Okay, so here's the story. Told as only a good story can be through the Boyds' sick sense of humor.
it seems in addition to running a petting zoo, the lady also runs some other businesses. One of these businesses has contracts with several different funeral parlors. When it's time to transport the deceased to the funeral home, this lady does the job. She told Matt she'd pay him per job.
I must admit, I was irritated at first. After all, I've been praying for Matt to get more work. But if I keep that up, am I now hurrying people off into eternity? You must admit, there is a moral dilemma here.
So today Matt told me he had a meeting with the dead people. Actually, he had a meeting with the transporters of the dead people. I think accuracy is pretty important in this case! When they get a call, they have one hour to get to the--scene of the deceased. So when Matt gets a call, he has ten minutes to get dressed in his black suit and meet his partner. It was suggested that Matt always carry a suit with him in his car since they never know when their services are needed.

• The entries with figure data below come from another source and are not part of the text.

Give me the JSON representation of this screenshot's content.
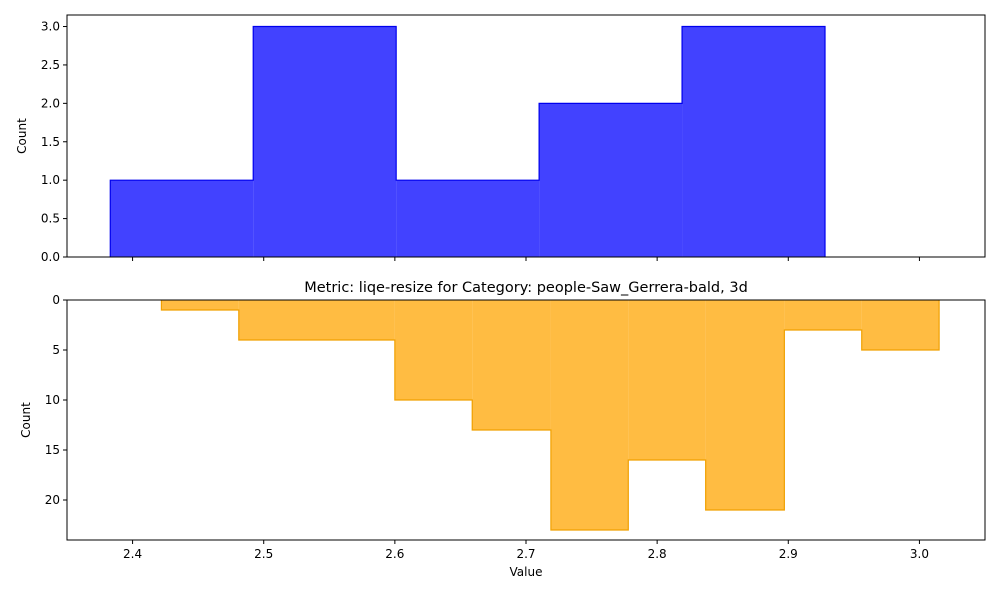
{
  "chart_data": [
    {
      "type": "histogram",
      "title": "",
      "xlabel": "",
      "ylabel": "Count",
      "color": "#0000ff",
      "edge_color": "#0000ee",
      "orientation": "up",
      "bin_edges": [
        2.383,
        2.492,
        2.601,
        2.71,
        2.819,
        2.928
      ],
      "counts": [
        1,
        3,
        1,
        2,
        3
      ],
      "xlim": [
        2.35,
        3.05
      ],
      "ylim": [
        0,
        3.15
      ],
      "xticks": [
        2.4,
        2.5,
        2.6,
        2.7,
        2.8,
        2.9,
        3.0
      ],
      "show_xtick_labels": false,
      "yticks": [
        0.0,
        0.5,
        1.0,
        1.5,
        2.0,
        2.5,
        3.0
      ],
      "ytick_labels": [
        "0.0",
        "0.5",
        "1.0",
        "1.5",
        "2.0",
        "2.5",
        "3.0"
      ]
    },
    {
      "type": "histogram",
      "title": "Metric: liqe-resize for Category: people-Saw_Gerrera-bald, 3d",
      "xlabel": "Value",
      "ylabel": "Count",
      "color": "#ffa500",
      "edge_color": "#f0a000",
      "orientation": "down",
      "bin_edges": [
        2.422,
        2.481,
        2.6,
        2.659,
        2.719,
        2.778,
        2.837,
        2.897,
        2.956,
        3.015
      ],
      "counts": [
        1,
        4,
        10,
        13,
        23,
        16,
        21,
        3,
        5
      ],
      "xlim": [
        2.35,
        3.05
      ],
      "ylim": [
        0,
        24
      ],
      "xticks": [
        2.4,
        2.5,
        2.6,
        2.7,
        2.8,
        2.9,
        3.0
      ],
      "xtick_labels": [
        "2.4",
        "2.5",
        "2.6",
        "2.7",
        "2.8",
        "2.9",
        "3.0"
      ],
      "show_xtick_labels": true,
      "yticks": [
        0,
        5,
        10,
        15,
        20
      ],
      "ytick_labels": [
        "0",
        "5",
        "10",
        "15",
        "20"
      ]
    }
  ]
}
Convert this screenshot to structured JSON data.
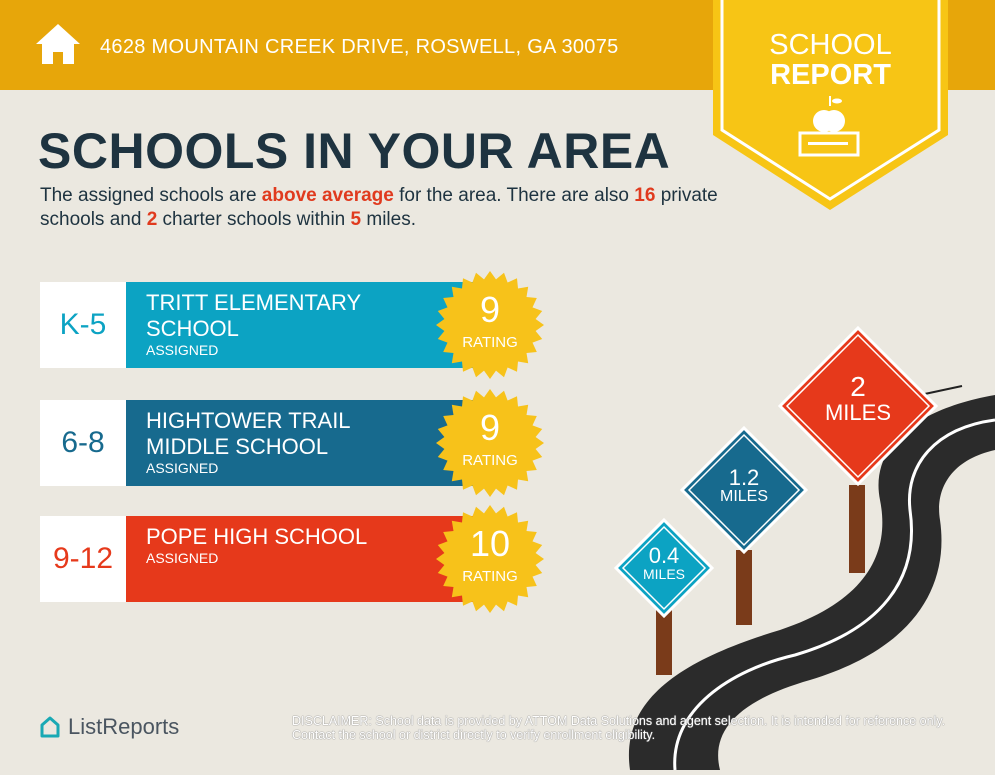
{
  "header": {
    "address": "4628 MOUNTAIN CREEK DRIVE, ROSWELL, GA 30075",
    "icon": "house-icon",
    "color": "#e7a60a"
  },
  "banner": {
    "line1": "SCHOOL",
    "line2": "REPORT",
    "icon": "apple-on-book-icon",
    "color": "#f7c515"
  },
  "title": "SCHOOLS IN YOUR AREA",
  "intro": {
    "p1": "The assigned schools are ",
    "h1": "above average",
    "p2": " for the area. There are also ",
    "h2": "16",
    "p3": " private schools and ",
    "h3": "2",
    "p4": " charter schools within ",
    "h4": "5",
    "p5": " miles."
  },
  "schools": [
    {
      "grade": "K-5",
      "name": "TRITT ELEMENTARY SCHOOL",
      "status": "ASSIGNED",
      "rating": "9",
      "rating_label": "RATING",
      "color": "#0ca3c3"
    },
    {
      "grade": "6-8",
      "name": "HIGHTOWER TRAIL MIDDLE SCHOOL",
      "status": "ASSIGNED",
      "rating": "9",
      "rating_label": "RATING",
      "color": "#176a8e"
    },
    {
      "grade": "9-12",
      "name": "POPE HIGH SCHOOL",
      "status": "ASSIGNED",
      "rating": "10",
      "rating_label": "RATING",
      "color": "#e6391b"
    }
  ],
  "signs": [
    {
      "value": "0.4",
      "unit": "MILES",
      "color": "#0ca3c3"
    },
    {
      "value": "1.2",
      "unit": "MILES",
      "color": "#176a8e"
    },
    {
      "value": "2",
      "unit": "MILES",
      "color": "#e6391b"
    }
  ],
  "footer": {
    "logo": "ListReports",
    "disclaimer_label": "DISCLAIMER:",
    "disclaimer": " School data is provided by ATTOM Data Solutions and agent selection. It is intended for reference only. Contact the school or district directly to verify enrollment eligibility."
  }
}
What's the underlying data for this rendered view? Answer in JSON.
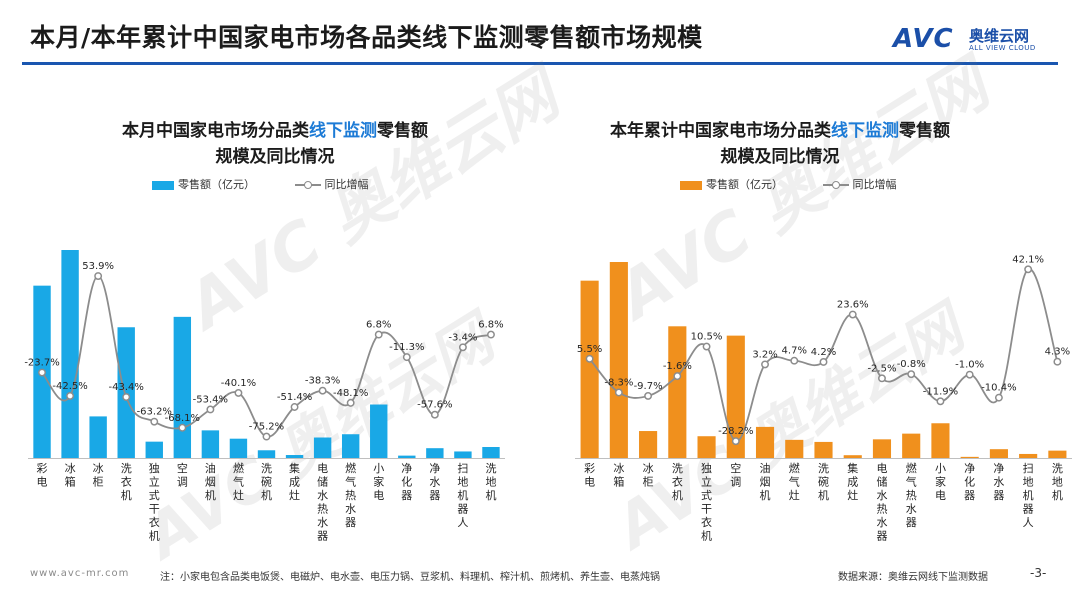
{
  "header": {
    "title": "本月/本年累计中国家电市场各品类线下监测零售额市场规模",
    "logo_mark": "AVC",
    "logo_cn": "奥维云网",
    "logo_en": "ALL VIEW CLOUD"
  },
  "watermark": "AVC 奥维云网",
  "colors": {
    "brand_blue": "#1b4fa8",
    "bar_left": "#19a8e6",
    "bar_right": "#f0901d",
    "line": "#8c8c8c",
    "title_highlight": "#1d7bd6"
  },
  "footer": {
    "url": "www.avc-mr.com",
    "note": "注：小家电包含品类电饭煲、电磁炉、电水壶、电压力锅、豆浆机、料理机、榨汁机、煎烤机、养生壶、电蒸炖锅",
    "source": "数据来源：奥维云网线下监测数据",
    "page": "-3-"
  },
  "chart_data": [
    {
      "type": "bar",
      "title_pre": "本月中国家电市场分品类",
      "title_highlight": "线下监测",
      "title_post": "零售额",
      "title_line2": "规模及同比情况",
      "legend": {
        "bar": "零售额（亿元）",
        "line": "同比增幅"
      },
      "categories": [
        "彩电",
        "冰箱",
        "冰柜",
        "洗衣机",
        "独立式干衣机",
        "空调",
        "油烟机",
        "燃气灶",
        "洗碗机",
        "集成灶",
        "电储水热水器",
        "燃气热水器",
        "小家电",
        "净化器",
        "净水器",
        "扫地机器人",
        "洗地机"
      ],
      "series": [
        {
          "name": "零售额（亿元）",
          "kind": "bar",
          "values": [
            58,
            70,
            14,
            44,
            5.5,
            47.5,
            9.3,
            6.5,
            2.6,
            1,
            6.9,
            8,
            18,
            0.8,
            3.3,
            2.2,
            3.7
          ]
        },
        {
          "name": "同比增幅",
          "kind": "line",
          "values": [
            -23.7,
            -42.5,
            53.9,
            -43.4,
            -63.2,
            -68.1,
            -53.4,
            -40.1,
            -75.2,
            -51.4,
            -38.3,
            -48.1,
            6.8,
            -11.3,
            -57.6,
            -3.4,
            6.8
          ],
          "labels": [
            "-23.7%",
            "-42.5%",
            "53.9%",
            "-43.4%",
            "-63.2%",
            "-68.1%",
            "-53.4%",
            "-40.1%",
            "-75.2%",
            "-51.4%",
            "-38.3%",
            "-48.1%",
            "6.8%",
            "-11.3%",
            "-57.6%",
            "-3.4%",
            "6.8%"
          ]
        }
      ],
      "line_range": [
        -90,
        70
      ]
    },
    {
      "type": "bar",
      "title_pre": "本年累计中国家电市场分品类",
      "title_highlight": "线下监测",
      "title_post": "零售额",
      "title_line2": "规模及同比情况",
      "legend": {
        "bar": "零售额（亿元）",
        "line": "同比增幅"
      },
      "categories": [
        "彩电",
        "冰箱",
        "冰柜",
        "洗衣机",
        "独立式干衣机",
        "空调",
        "油烟机",
        "燃气灶",
        "洗碗机",
        "集成灶",
        "电储水热水器",
        "燃气热水器",
        "小家电",
        "净化器",
        "净水器",
        "扫地机器人",
        "洗地机"
      ],
      "series": [
        {
          "name": "零售额（亿元）",
          "kind": "bar",
          "values": [
            171,
            189,
            26,
            127,
            21,
            118,
            30,
            17.5,
            15.5,
            2.7,
            18,
            23.5,
            33.5,
            1.1,
            8.5,
            3.9,
            7.1
          ]
        },
        {
          "name": "同比增幅",
          "kind": "line",
          "values": [
            5.5,
            -8.3,
            -9.7,
            -1.6,
            10.5,
            -28.2,
            3.2,
            4.7,
            4.2,
            23.6,
            -2.5,
            -0.8,
            -11.9,
            -1.0,
            -10.4,
            42.1,
            4.3
          ],
          "labels": [
            "5.5%",
            "-8.3%",
            "-9.7%",
            "-1.6%",
            "10.5%",
            "-28.2%",
            "3.2%",
            "4.7%",
            "4.2%",
            "23.6%",
            "-2.5%",
            "-0.8%",
            "-11.9%",
            "-1.0%",
            "-10.4%",
            "42.1%",
            "4.3%"
          ]
        }
      ],
      "line_range": [
        -40,
        50
      ]
    }
  ]
}
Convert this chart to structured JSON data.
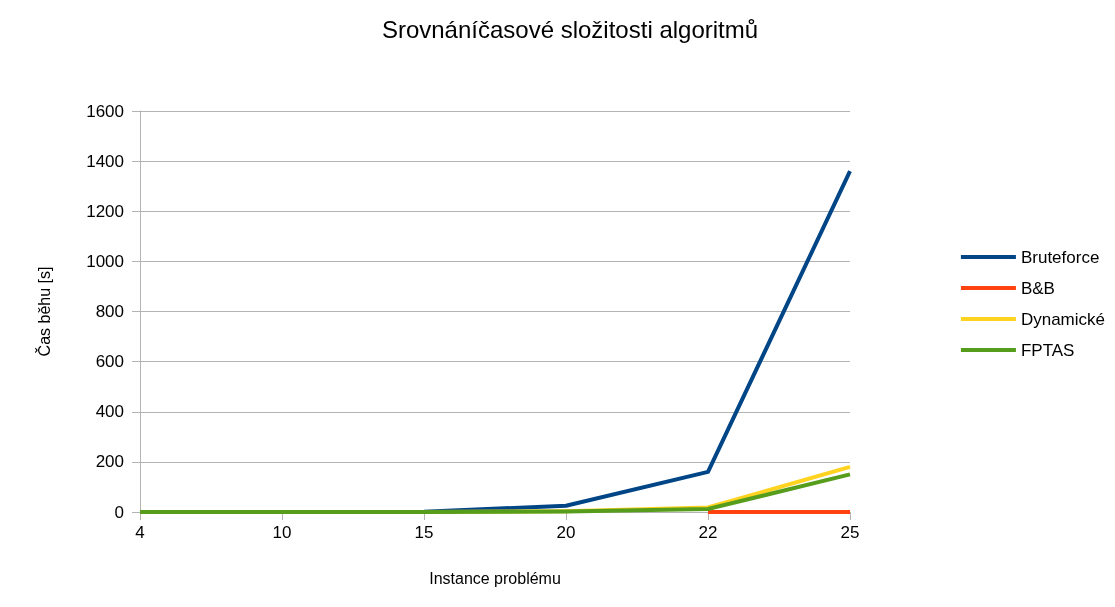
{
  "chart_data": {
    "type": "line",
    "title": "Srovnáníčasové složitosti algoritmů",
    "xlabel": "Instance problému",
    "ylabel": "Čas běhu [s]",
    "categories": [
      "4",
      "10",
      "15",
      "20",
      "22",
      "25"
    ],
    "series": [
      {
        "name": "Bruteforce",
        "color": "#004586",
        "values": [
          0,
          0,
          1,
          25,
          160,
          1360
        ]
      },
      {
        "name": "B&B",
        "color": "#ff420e",
        "values": [
          null,
          null,
          null,
          null,
          0,
          0
        ]
      },
      {
        "name": "Dynamické",
        "color": "#ffd320",
        "values": [
          null,
          null,
          0,
          3,
          18,
          180
        ]
      },
      {
        "name": "FPTAS",
        "color": "#579d1c",
        "values": [
          0,
          0,
          0,
          2,
          12,
          150
        ]
      }
    ],
    "ylim": [
      0,
      1600
    ],
    "yticks": [
      0,
      200,
      400,
      600,
      800,
      1000,
      1200,
      1400,
      1600
    ],
    "grid": "y",
    "legend": "right",
    "marker": "none"
  }
}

Who knew there was this whole arena of service needed in our world? To think that there are men (or women) all over the country, carrying suits with them as they run errands to the post office or the grocery store--just waiting for a call to go in to work.
On the plus side, I'd think there isn't much in the way of training needed for this job. And I imagine these employees don't get a lot of customer complaints. Then again, they don't get repeat customers either. And their services sure aren't advertised by word of mouth.
When Matt got home and told us about his new job, we responded in typical Boyd fashion. Matt said his employers pick up about 125 bodies a month. We figured how many bodies that would be a week and how much money Matt would be earning as he's paid by the job. Then my husband's face lit up and he asked Matt if he needed a helper. "We could take care of this together," he said.
"How?" Matt asked. "You kill them and I pick them up? Job security?"
Someone else mentioned that true job security in this field probably meant having a contract with the Mob.
We then discussed the fact that Matt probably needed a special ringtone on his phone so he would know when he was needed for work. The usual choices were mentioned including taps and that "dummm-dum-dum-dum" that happens in overly dramatic movies. I finally suggested that, since he was trying to get enough money for Christmas, his work ringtone could be "It's Beginning to Look A Lot Like Christmas". Probably not the best choice as far as good taste goes, though.
So now Matt is a--well, what do you call someone in his line of work? A dead-end taxi service? A corpse courier? How about after-last-minute transportation? A mortality engineer?
All I know is, I want him to stop answering the phone with the following message: "City Morgue. You stab 'em, we slab 'em. This is Stiff speaking!"